Demokratisasi yang menjadi salah satu agenda reformasi berhenti pada
transaksi politik yang sering dilakukan oleh para elit politik (terutama senior),
baik dalam skala lokal maupun nasional. Sedangkan elemen demokrasi yang
sesungguhnya, yakni partisipasi secara luas oleh masyarakat melalui mekanisme
tertentu belum menjadi entry point yang urgen untuk dijadikan sense of critisism
dalam membangun demokrasi secara nasional.
Pikiran-pikiran reformasi 1998 dan segenap pernik-perniknya, yang
dimobilisasikan oleh kalangan intelektual pemuda pada saat itu, bagaimanapun
sampai sekarang merupakan visi yang membingkai bangsa Indonesia yang rindu
akan perubahan. Proses transformasi sosial tidak boleh berhenti dan statis karena
praktik politik yang paternalistik dan cenderung oligarkis. Karena tujuan
sebenarnya reformasi bukanlah semata-mata mengganti pimpinan melainkan
format kepemimpinan yang transformatif.
Sementara pada sisi yang lain sistem sosial dan politik serta budaya begitu
lemah untuk membiarkan kepemimpinan transformatif bersemi. Perilaku pemuda
saat ini juga lebih banyak mengikuti kemapanan yang telah tercipta sedemikian
rupa, melalui proses politik dan westernisasi budaya, menikmatinya sebagai pola
hidup yang diasumsikan modern.
Pemuda, dalam aspek apapun, selalu diharapkan menjadi cahaya yang
menerangi kegelapan, dengan idealisme yang dimilikinya, basis intelektualitas
yang visioner, dan gerakannya yang pro perubahan serta anti kemapanan.

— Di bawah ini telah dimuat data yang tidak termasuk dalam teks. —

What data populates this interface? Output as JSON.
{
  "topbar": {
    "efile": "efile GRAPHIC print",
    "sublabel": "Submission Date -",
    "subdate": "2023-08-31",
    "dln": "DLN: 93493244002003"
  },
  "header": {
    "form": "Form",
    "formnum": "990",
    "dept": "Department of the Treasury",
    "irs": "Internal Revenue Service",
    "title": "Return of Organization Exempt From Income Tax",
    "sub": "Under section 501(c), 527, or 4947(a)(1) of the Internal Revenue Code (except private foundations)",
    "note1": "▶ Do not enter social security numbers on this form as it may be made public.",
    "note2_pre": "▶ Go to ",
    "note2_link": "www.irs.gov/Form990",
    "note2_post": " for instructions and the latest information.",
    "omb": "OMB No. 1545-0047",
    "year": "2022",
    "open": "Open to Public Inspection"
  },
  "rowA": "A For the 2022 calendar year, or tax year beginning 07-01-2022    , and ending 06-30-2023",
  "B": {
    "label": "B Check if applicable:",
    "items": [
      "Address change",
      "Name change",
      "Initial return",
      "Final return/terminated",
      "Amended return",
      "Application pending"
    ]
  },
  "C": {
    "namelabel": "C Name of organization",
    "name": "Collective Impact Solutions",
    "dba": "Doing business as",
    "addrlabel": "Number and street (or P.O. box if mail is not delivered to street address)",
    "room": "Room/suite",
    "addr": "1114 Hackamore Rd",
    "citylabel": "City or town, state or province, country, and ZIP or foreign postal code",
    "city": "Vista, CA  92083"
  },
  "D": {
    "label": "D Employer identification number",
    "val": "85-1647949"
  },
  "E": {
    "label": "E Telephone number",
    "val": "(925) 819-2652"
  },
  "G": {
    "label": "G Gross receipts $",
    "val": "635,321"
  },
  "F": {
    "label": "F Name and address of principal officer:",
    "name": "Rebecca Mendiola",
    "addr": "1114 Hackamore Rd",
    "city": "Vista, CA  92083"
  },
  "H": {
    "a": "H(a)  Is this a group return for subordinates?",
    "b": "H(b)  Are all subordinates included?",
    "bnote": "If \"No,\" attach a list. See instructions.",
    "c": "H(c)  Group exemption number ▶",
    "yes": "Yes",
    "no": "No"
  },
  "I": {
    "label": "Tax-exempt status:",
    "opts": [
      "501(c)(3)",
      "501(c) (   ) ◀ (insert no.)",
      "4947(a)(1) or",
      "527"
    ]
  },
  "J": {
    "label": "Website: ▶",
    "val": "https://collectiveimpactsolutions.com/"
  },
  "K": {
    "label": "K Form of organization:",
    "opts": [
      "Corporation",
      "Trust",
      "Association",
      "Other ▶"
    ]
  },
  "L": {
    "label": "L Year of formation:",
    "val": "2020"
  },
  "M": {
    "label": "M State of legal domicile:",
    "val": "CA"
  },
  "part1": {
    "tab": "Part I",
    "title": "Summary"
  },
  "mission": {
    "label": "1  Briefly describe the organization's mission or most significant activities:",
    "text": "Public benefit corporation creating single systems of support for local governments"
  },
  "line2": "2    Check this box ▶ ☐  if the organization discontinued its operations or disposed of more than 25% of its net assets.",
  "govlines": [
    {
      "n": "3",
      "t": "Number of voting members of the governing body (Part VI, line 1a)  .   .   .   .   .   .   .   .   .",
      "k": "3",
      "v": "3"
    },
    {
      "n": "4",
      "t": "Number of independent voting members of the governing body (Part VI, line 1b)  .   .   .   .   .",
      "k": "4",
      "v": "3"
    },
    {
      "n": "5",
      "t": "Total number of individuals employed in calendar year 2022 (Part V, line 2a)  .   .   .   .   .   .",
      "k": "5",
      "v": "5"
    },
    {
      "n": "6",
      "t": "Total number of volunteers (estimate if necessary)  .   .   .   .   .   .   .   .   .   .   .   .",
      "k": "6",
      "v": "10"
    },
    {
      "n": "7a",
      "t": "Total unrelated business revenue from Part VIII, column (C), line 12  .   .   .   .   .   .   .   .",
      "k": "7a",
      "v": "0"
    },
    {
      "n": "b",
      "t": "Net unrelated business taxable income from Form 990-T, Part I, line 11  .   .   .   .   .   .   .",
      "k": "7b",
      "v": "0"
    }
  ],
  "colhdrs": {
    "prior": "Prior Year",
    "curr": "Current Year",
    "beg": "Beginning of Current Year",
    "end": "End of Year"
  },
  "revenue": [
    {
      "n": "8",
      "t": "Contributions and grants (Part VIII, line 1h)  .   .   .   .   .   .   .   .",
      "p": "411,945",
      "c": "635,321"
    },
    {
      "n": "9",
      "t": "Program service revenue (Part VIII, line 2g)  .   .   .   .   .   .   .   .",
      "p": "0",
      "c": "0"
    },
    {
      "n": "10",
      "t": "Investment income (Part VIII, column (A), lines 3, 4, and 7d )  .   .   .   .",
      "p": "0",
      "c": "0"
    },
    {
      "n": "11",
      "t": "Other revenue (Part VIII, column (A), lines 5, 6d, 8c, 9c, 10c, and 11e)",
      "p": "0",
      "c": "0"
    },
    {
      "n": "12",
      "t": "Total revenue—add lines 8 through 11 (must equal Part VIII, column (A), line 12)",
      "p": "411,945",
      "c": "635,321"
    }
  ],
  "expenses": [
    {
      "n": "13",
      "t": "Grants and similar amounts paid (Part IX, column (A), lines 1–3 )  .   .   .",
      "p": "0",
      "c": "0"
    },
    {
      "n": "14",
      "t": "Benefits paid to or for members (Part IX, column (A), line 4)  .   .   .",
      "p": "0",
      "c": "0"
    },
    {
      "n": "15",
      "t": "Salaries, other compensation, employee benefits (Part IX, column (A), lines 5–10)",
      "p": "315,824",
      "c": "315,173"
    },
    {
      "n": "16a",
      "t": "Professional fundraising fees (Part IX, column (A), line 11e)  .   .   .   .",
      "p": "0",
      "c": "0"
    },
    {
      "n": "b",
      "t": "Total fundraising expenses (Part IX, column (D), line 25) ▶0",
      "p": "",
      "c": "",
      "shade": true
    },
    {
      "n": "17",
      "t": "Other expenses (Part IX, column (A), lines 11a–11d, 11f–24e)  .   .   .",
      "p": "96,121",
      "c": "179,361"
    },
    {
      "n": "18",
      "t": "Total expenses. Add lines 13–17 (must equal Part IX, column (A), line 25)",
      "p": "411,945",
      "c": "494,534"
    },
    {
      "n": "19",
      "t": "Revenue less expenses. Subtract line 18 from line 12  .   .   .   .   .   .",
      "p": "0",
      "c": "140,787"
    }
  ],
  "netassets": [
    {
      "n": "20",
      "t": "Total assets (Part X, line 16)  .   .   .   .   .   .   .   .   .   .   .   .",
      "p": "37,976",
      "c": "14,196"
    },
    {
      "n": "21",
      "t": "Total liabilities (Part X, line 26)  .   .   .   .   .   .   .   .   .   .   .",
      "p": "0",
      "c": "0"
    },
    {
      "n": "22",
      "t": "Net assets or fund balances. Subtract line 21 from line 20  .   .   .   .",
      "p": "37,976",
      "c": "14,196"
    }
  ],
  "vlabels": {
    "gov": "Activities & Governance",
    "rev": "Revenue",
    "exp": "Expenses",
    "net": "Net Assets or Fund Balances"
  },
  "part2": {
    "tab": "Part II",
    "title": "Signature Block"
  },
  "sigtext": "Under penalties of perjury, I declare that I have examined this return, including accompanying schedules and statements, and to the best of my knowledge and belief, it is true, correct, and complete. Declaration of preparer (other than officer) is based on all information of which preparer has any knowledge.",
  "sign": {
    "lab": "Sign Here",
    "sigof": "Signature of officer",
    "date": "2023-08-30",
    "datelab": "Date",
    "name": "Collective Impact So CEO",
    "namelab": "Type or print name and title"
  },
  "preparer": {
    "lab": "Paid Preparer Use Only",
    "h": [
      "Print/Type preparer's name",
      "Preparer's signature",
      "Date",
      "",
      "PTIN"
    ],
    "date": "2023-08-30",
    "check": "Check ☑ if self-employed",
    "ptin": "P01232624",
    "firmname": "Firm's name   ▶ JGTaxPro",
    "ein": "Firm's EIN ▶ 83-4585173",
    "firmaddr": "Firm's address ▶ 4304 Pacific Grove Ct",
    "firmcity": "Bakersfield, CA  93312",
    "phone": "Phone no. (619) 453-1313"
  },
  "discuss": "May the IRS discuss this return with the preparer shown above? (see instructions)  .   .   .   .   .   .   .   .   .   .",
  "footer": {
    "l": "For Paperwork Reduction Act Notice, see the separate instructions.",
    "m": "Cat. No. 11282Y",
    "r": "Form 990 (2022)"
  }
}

Meskipun peristiwa reformasi telah terjadi namun pemuda masih tetap harus
mengawal. Karenanya sudah saatnya untuk memberikan kepercayaan yang lebih
kepada kekuatan pemuda dalam berbagai peran yang dapat diambilnya, daripada
terhadap format kepemimpinan bangsa yang tidak dapat berdiri tegak di atas
supremasi hukum dan pemberantasan KKN.
Dalam momentum demikian, pemuda harus kembali bangkit. Stigma yang
saat ini terbangun dalam sebuah image bahwa pemuda lebih banyak disibukkan
dengan urusan perolehan posisi strategis, untuk memperoleh akses kekuasaan,
kekuasaan, dan kemudian meneruskan tradisi sistem yang telah berlaku. Padahal
seharusnya arah peranan pemuda harus lebih diorientasikan sebagai dinamisator
dan penggerak perubahan. Akibatnya kreatifitas dan produktifitas pemuda tidak
dapat tereksplorasi secara luas dalam rangka pembangunan bangsa secara
nasional.
Stigma tersebut harus dirubah dengan wajah kepemimpinan pemuda yang
menjadi pelopor perubahan, bukan sebagai penikmat perubahan. Jika pada tahun
1998 pemuda telah berhasil mengantarkan reformasi sebagai momentum atas
pergantian penguasa, dan merupakan awal perubahan sistem secara nasional,
maka dalam masa kapan pun peran pemuda tetap dirindukan sebagai dinamisator
dan penggerak perubahan. Dalam hal ini kita perlu mengingat kembali kalimat Ir.
Soekarno “Berikan aku sepuluh pemuda, maka akan ku guncang dunia”.